29th January 2026
Highland Council faces a set of financial pressures that are both familiar across Scottish local government and uniquely intensified by its geography, population size, and historic investment choices.
While headline debates often focus on council tax rises or total debt levels, the real impact of financial tightening is felt in how different services are protected, redesigned, or reduced over time.
Recent Highland budget decisions show a clear and consistent pattern - statutory services are prioritised, while discretionary and place-based services are increasingly exposed.
Structural Pressures on Highland's Finances
Highland Council operates within a constrained financial framework. Core funding from the Scottish Government has not kept pace with inflation, population ageing, or rising demand for care services.
At the same time, Highland carries a high level of capital debt per head of population, largely arising from long-term investment in schools and infrastructure. While this borrowing is legal and often justified, the annual cost of servicing that debt must be met from the council's revenue budget, reducing flexibility elsewhere.
In response, recent budgets have relied on a combination of council tax increases, service redesign, and multi-year savings plans. A 7 per cent council tax rise was agreed in the most recent budget cycle, alongside plans for further above-inflation increases in coming years. However, council tax can only close a small proportion of the funding gap, meaning difficult choices about spending priorities remain unavoidable.
Protection of Statutory Services
Education and statutory social care continue to be the most protected areas of Highland’s budget. This reflects both legal obligations and political reality. Schools must operate, vulnerable children must be safeguarded, and adults with assessed care needs must receive support. Recent budgets have therefore maintained investment in teaching posts, additional support needs provision, and core social care functions.
However, protection does not mean immunity. In practice, pressures in these areas are managed through indirect measures: tighter eligibility criteria for care, increased reliance on informal carers, reduced classroom support staff, and ongoing reviews of the rural school estate. These changes often have significant impacts at community level, even when overall spending appears stable.
Service Redesign and Centralisation
One of the most consistent features of recent Highland budgets is the emphasis on "service redesign". Savings plans running into tens of millions of pounds over multiple years rely heavily on restructuring, reducing duplication, consolidating buildings, and centralising functions. While these measures are often presented as efficiency improvements rather than cuts, they frequently result in reduced local presence, longer travel distances for service users, and slower response times.
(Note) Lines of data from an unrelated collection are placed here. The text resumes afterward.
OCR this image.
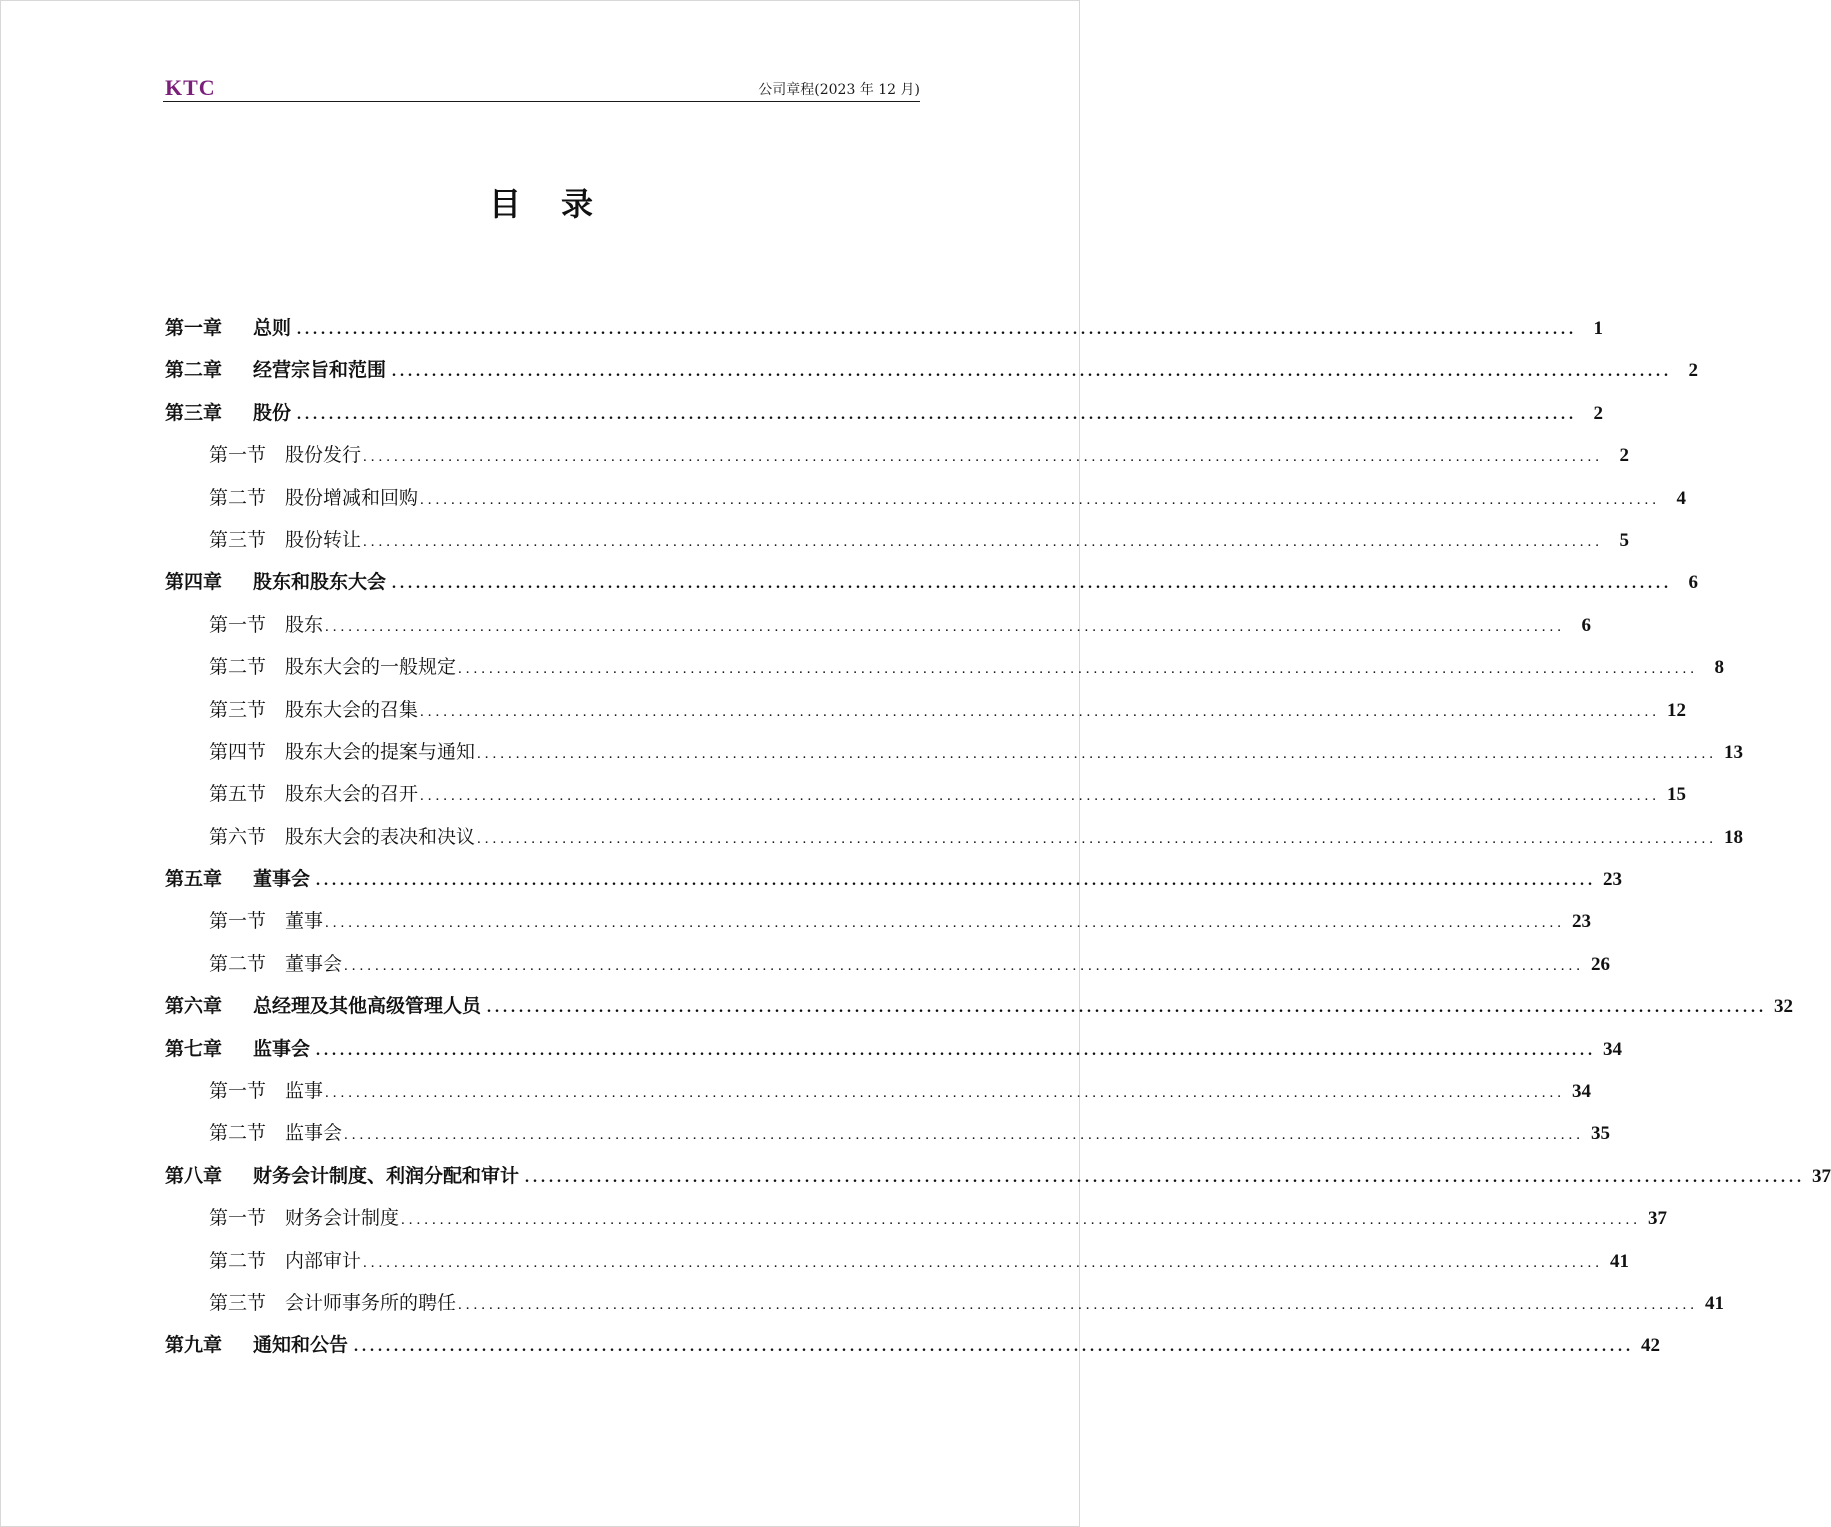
KTC	公司章程(2023 年 12 月)
目录
第一章	总则 ................................................................................................................................................................ 1
第二章	经营宗旨和范围 ................................................................................................................................................................ 2
第三章	股份 ................................................................................................................................................................ 2
第一节 股份发行 ................................................................................................................................................................ 2
第二节 股份增减和回购 ................................................................................................................................................................ 4
第三节 股份转让 ................................................................................................................................................................ 5
第四章	股东和股东大会 ................................................................................................................................................................ 6
第一节 股东 ................................................................................................................................................................ 6
第二节 股东大会的一般规定 ................................................................................................................................................................ 8
第三节 股东大会的召集 ................................................................................................................................................................ 12
第四节 股东大会的提案与通知 ................................................................................................................................................................ 13
第五节 股东大会的召开 ................................................................................................................................................................ 15
第六节 股东大会的表决和决议 ................................................................................................................................................................ 18
第五章	董事会 ................................................................................................................................................................ 23
第一节 董事 ................................................................................................................................................................ 23
第二节 董事会 ................................................................................................................................................................ 26
第六章	总经理及其他高级管理人员 ................................................................................................................................................................ 32
第七章	监事会 ................................................................................................................................................................ 34
第一节 监事 ................................................................................................................................................................ 34
第二节 监事会 ................................................................................................................................................................ 35
第八章	财务会计制度、利润分配和审计 ................................................................................................................................................................ 37
第一节 财务会计制度 ................................................................................................................................................................ 37
第二节 内部审计 ................................................................................................................................................................ 41
第三节 会计师事务所的聘任 ................................................................................................................................................................ 41
第九章	通知和公告 ................................................................................................................................................................ 42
Property rationalisation is a key part of this approach. Maintaining a large number of offices, depots, libraries and community buildings across the largest local authority area in the UK is expensive. As budgets tighten, the council has increasingly looked to close, merge, or transfer facilities to community management. This shifts cost and responsibility away from the council, but also exposes communities with less capacity to greater service loss.
The Most Exposed Services
Recent budget decisions align closely with a pattern seen over many years - non-statutory, preventative, and locally delivered services are the most exposed when finances tighten. Libraries, leisure centres, swimming pools, cultural services, and public toilets are particularly vulnerable. These services are costly to operate, especially in rural areas, and lack the legal protection afforded to education or care.
Public transport support is another area of acute exposure. Where commercial operators withdraw from unprofitable rural routes, the council faces a choice between subsidising services at high cost or allowing routes to disappear. In some cases, Highland has stepped in to run services directly, but this places additional strain on an already stretched revenue budget. Evening, weekend, and remote services are often the first to be reduced.
Roads maintenance illustrates a different but equally significant impact. Rather than visible cuts, Highland has increasingly deferred resurfacing and relied on temporary repairs. Given the size of the road network and harsh weather conditions, this approach leads to gradual deterioration, higher long-term costs, and growing public dissatisfaction.
Unequal Impact Across Communities
A critical feature of Highland’s budget pressures is that equal percentage cuts do not produce equal effects. In urban centres, alternative services and shorter travel distances can cushion the impact. In small and remote communities, the loss of a library, bus service, or local facility can fundamentally alter daily life. This makes financial decisions in Highland particularly politically sensitive and socially consequential.
Mapping recent Highland Council budget decisions against service exposure reveals a clear hierarchy of protection. Statutory services remain the priority, supported by council tax rises and ongoing redesign. Discretionary, community-based, and preventative services bear the greatest risk as the council seeks to balance its books. While none of these decisions occur in isolation, the cumulative effect is a gradual narrowing of the council’s role in everyday local life, particularly in rural areas.
Highland’s experience illustrates a broader challenge facing local government - long-term investment and rising demand are colliding with constrained revenue funding. Without structural change to how councils are funded, the pattern seen in recent Highland budgets is likely to continue, with profound implications for service provision and community resilience.